La bravura, l’esperienza e l’integrità morale di coloro che
hanno condotto lo studio sono al di là di ogni dubbio. Yves Boirie, M.
D., è assistente presso la University of Clermont-Ferrand, in Francia.
Specializzato in endocrinologia ed alimentazione, lavora attualmente per il
Dipartimento di studi sul metabolismo proteico ed energetico del prestigioso
Centro di ricerche sull’alimentazione umana di Clermont-Ferrand. Il direttore
del centro è il professore Bernard Beaufrere, lui stesso un’autorità
che, insieme ad altri membri della sua équipe, ha condotto una montagna
di ricerche su quasi ogni singolo aspetto del metabolismo proteico. Nel corso
degli anni il loro lavoro si è indirizzato all’influenza di fattori
tanto disparati come l’età, l’attività fisica, gli
schemi alimentari e la somministrazione di GH e IGF-1. Quasi tutto il lavoro
d’équipe è basato su analisi in vivo con aminoacidi etichettati,
ossia con traccianti.
OK, adesso avete il quadro completo. Questo studio è stato fatto seguendo
una precisione con la P maiuscola. Le conclusioni che ricaviamo da questi risultati
sono limpidissime, ma lascerò che sia Boirie a spiegarvele. Questo perché
perfino questo studio, pur se non aperto ad interpretazioni, è stato
vittima di un altro lavoro di potatura. Diverse ditte hanno volto a proprio
vantaggio una particolare affermazione dello studio sulla sintesi proteica e
l’hanno usata per spingere i loro prodotti a base di siero del latte.

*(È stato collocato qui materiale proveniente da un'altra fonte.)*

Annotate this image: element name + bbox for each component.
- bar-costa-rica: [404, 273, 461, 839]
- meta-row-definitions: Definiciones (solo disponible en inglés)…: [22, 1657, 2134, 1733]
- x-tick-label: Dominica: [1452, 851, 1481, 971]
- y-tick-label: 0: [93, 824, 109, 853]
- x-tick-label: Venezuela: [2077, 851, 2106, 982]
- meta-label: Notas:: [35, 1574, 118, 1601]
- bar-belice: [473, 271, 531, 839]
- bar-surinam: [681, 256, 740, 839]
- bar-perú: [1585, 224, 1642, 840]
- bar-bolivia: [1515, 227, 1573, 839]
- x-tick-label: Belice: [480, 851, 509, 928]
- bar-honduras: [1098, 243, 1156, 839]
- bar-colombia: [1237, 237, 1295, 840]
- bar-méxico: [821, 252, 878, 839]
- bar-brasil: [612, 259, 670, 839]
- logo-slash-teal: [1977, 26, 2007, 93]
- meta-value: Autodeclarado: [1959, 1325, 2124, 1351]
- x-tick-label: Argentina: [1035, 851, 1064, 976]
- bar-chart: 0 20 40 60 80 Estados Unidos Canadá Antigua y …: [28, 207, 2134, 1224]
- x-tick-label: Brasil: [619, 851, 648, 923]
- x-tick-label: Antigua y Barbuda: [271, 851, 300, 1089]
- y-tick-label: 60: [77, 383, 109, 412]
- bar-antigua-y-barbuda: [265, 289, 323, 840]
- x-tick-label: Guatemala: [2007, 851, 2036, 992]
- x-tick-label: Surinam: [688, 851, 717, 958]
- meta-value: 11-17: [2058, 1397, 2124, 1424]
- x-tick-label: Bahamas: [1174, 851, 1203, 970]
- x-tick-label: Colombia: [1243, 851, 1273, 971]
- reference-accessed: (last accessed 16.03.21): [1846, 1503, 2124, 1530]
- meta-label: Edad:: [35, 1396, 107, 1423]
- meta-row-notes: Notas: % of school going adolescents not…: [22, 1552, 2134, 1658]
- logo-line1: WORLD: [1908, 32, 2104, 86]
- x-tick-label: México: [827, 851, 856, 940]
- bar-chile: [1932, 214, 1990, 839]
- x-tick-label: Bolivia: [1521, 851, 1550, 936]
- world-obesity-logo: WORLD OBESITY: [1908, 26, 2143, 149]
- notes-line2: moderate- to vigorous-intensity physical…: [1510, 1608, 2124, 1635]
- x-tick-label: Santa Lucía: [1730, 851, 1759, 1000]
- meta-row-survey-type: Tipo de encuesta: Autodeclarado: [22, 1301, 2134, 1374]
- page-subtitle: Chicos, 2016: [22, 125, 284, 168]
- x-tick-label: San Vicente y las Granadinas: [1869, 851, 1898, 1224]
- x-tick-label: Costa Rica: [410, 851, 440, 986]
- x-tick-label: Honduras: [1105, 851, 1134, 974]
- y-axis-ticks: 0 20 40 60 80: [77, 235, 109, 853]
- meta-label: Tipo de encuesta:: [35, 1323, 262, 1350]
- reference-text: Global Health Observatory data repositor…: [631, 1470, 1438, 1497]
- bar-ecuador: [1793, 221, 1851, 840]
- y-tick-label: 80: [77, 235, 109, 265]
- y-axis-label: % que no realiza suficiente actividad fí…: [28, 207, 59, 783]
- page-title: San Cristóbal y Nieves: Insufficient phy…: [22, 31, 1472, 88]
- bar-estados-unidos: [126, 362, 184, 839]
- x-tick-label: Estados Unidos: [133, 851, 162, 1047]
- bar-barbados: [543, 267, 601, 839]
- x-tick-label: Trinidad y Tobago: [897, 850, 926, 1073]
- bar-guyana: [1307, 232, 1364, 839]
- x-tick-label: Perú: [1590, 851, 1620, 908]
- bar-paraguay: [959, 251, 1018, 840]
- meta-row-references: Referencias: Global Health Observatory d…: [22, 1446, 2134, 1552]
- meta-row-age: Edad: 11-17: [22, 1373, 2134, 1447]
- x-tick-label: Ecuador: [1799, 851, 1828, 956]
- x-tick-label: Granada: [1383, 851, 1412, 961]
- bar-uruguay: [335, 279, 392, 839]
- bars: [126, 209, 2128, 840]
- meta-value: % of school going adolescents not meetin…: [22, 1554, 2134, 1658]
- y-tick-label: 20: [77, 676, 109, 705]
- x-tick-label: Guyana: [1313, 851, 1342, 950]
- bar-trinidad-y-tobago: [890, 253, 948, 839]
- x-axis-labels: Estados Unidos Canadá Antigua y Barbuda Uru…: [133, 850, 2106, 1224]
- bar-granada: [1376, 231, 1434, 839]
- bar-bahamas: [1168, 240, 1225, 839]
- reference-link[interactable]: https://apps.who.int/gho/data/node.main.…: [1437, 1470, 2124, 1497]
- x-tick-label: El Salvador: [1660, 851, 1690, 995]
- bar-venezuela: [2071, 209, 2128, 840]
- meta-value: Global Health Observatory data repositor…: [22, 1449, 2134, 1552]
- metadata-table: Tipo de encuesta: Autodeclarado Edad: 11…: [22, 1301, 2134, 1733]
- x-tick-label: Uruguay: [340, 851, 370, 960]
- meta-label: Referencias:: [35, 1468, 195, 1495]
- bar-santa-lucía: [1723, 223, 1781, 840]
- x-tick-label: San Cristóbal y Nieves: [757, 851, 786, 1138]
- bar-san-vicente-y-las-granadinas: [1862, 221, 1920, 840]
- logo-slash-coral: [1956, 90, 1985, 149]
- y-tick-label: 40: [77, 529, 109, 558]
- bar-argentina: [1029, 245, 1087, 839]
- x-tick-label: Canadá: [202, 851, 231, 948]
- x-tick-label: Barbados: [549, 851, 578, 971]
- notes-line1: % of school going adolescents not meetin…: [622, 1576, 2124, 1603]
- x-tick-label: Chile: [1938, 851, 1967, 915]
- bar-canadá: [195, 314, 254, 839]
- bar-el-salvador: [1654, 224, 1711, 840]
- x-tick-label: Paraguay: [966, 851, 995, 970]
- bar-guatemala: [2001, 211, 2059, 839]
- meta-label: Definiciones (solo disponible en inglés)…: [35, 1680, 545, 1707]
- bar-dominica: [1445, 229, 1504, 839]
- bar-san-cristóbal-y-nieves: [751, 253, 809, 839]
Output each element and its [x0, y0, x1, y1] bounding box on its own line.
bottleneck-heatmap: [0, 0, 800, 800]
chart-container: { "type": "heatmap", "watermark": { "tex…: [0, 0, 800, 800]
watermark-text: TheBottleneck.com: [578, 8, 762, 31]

Saputo il fatto, Boirie ne è rimasto proprio amareggiato. Anzi, era talmente
dispiaciuto che non ha accettato di essere intervistato da nessuna rivista del
settore né ha risposto alle lettere di rappresentati di una qualche ditta
di integratori sportivi – almeno fino ad ora.
All’inizio del 2001 avevo parlato più volte con Boirie e in quel
periodo manifestai un sincero interesse per avere una sua intervista. Come molti
altri nel mio campo, mi ero reso conto che egli aveva toccato un punto dolente,
qualcosa troppo importante per essere lasciato alla mercé dei pescecani
che sguazzano in questo settore. Essendomi familiarizzato con gran parte dei
lavori della sua équipe, sapevo che lo studio del 1997 non sarebbe rimasto
l’unico loro prezioso contributo. Infatti anche qualcuno degli altri studi
potrebbe contenere dei punti importanti per la soluzione dei maggiori rompicapi
del bodybuilding.
Dopo averlo rassicurato sul fatto che il mio interesse era accademico e che
non aveva alcuna motivazione commerciale, stentai a crederci quando mi concesse
l’intervista. Per quanto mi riguardava era un’opportunità
da non lasciare sfuggire. Furono presi gli accordi necessari e dopo neppure
in mese ero in viaggio per Clermont-Ferrand.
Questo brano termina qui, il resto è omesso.